Se não criarmos essa habilidade para ajustar, isso equivale a aceitar o status quo do impulso desequilibrado e do crescimento de duas velocidades.

Há uma dupla solução para este problema. Em primeiro lugar, o ” training ” é um fator chave para aumentar o capital humano. É vital permitir que cada membro da população trabalhadora tenha acesso a ” training ” efetivo e contínuo, pois esta é a única maneira para os trabalhadores se manterem atualizados e manter o controle sobre as suas próprias carreiras e vidas. Na França, mas também em vários países da zona do euro, essa questão fundamental deve ser desenvolvida nos próximos meses e nos próximos anos, a fim de melhorar o crescimento potencial. É crucial ser adaptável e receptivo ao contexto global sempre em mudança. Se esse aspecto não for abordado efetivamente, o mercado de trabalho poderá tornar-se ainda mais desigual, o que não é um resultado desejável.

 O outro aspecto é uma recuperação necessária do investimento público, a fim de criar as circunstâncias adequadas para as empresas com baixos ganhos de produtividade poderem investir de forma eficaz. O investimento público deve ser uma força matriz e uma maneira de permitir que todas as empresas recuperem alguma margem de manobra na gestão dos seus negócios.

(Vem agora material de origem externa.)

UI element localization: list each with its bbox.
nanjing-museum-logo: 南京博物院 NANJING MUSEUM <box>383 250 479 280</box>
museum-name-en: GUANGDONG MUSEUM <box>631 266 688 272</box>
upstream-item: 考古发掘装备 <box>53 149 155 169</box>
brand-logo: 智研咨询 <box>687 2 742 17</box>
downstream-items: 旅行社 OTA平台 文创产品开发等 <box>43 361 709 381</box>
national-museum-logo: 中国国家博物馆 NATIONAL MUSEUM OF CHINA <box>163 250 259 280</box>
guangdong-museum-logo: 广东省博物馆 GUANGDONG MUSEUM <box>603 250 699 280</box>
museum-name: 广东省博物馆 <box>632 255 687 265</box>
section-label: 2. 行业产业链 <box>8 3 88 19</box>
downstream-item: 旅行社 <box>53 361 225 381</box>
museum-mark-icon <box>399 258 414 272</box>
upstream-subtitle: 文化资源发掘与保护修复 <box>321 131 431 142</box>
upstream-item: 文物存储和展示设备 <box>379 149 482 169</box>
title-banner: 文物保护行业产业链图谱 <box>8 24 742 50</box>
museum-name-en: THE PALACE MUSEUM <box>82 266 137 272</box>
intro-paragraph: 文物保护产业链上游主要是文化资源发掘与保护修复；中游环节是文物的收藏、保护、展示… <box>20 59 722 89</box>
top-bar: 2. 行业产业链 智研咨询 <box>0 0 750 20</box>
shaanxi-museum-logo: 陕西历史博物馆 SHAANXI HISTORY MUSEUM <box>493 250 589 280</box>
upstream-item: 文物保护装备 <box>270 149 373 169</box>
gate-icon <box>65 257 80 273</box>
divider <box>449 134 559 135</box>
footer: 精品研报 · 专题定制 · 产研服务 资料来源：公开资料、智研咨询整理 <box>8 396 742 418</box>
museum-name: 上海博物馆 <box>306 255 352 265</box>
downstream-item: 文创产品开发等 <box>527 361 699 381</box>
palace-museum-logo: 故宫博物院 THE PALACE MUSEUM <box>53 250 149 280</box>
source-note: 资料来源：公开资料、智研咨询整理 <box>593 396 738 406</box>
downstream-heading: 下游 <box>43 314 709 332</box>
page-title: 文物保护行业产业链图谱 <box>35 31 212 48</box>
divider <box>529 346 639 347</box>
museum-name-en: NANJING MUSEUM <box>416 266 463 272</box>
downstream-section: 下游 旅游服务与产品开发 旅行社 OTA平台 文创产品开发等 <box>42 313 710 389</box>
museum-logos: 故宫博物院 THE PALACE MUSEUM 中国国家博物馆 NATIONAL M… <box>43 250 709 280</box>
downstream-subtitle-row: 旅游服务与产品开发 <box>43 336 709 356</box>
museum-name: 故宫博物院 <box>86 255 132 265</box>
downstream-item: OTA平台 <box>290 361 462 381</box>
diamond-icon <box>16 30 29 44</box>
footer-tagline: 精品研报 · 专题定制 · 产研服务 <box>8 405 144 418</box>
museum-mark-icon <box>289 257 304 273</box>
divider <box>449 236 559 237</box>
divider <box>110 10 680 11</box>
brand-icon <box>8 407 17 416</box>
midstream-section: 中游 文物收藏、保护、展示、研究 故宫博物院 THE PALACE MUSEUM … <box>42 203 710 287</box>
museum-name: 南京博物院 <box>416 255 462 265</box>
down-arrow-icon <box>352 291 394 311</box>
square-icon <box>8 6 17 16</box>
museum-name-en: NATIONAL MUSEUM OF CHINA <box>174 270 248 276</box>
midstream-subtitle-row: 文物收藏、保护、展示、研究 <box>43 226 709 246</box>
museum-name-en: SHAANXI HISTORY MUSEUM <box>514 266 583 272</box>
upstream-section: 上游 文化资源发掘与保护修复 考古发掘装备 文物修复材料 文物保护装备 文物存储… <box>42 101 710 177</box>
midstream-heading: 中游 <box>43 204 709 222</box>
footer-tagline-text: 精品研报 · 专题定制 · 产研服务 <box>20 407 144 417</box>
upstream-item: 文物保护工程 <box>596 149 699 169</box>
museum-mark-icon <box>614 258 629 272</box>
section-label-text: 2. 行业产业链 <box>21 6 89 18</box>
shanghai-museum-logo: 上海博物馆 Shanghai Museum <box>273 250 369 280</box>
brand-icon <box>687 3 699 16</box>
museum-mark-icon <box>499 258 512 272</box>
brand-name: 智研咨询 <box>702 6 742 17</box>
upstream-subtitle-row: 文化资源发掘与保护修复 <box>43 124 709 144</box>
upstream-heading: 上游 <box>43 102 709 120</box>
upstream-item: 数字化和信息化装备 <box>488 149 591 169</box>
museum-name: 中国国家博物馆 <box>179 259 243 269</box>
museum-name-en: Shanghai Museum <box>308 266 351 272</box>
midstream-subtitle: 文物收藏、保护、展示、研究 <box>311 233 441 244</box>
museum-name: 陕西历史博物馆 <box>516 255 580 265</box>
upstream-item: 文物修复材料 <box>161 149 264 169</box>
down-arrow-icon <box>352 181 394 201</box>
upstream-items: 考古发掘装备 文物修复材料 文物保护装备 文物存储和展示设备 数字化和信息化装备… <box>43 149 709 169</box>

Por outras palavras, o investimento deve atuar como um motorista e uma maneira de reduzir a incerteza a longo prazo, fornecendo os meios para que todas as empresas recuperem um impulso mais lucrativo. Esta opção não deve ser reservada exclusivamente para empresas de rede.

A última área de reforma tem uma dimensão europeia. Há uma série de questões que são levantadas numa escala muito maior do que a nacional. O clima, o terrorismo e politica para a zona euro, bem como uma série de outras questões precisam ser abordadas na Europa, já que as respostas a essas questões não podem ser encontradas a uma escala local. É precisamente nesta fase de crescimento renovado que essas reformas institucionais devem ser feitas se quisermos reduzir a incerteza sobre o futuro da integração europeia. As conversas entre França e a Alemanha serão vitais para determinar o caminho certo a seguir.

 As perspectivas de crescimento parecem mais optimistas, o emprego está a recuperar em todos os países da zona euro, e o BCE não parece querer restringir a economia da região num futuro muito próximo. Agora é o momento de implementar as reformas necessárias para aumentar o potencial de crescimento para os Estados Membros da zona euro. As reformas iniciais no mercado de trabalho francês são um passo na direção certa, mas precisam ser complementadas com ” training ” e investimento público para promover um impulso verdadeiramente específico para a zona euro. Enquanto isso, as instituições devem adaptar-se a este novo caminho, a fim de se adaptarem a esse impulso mais auto-sustentável e, assim, estabelecerem crescimento e emprego numa tendência resultante a longo prazo.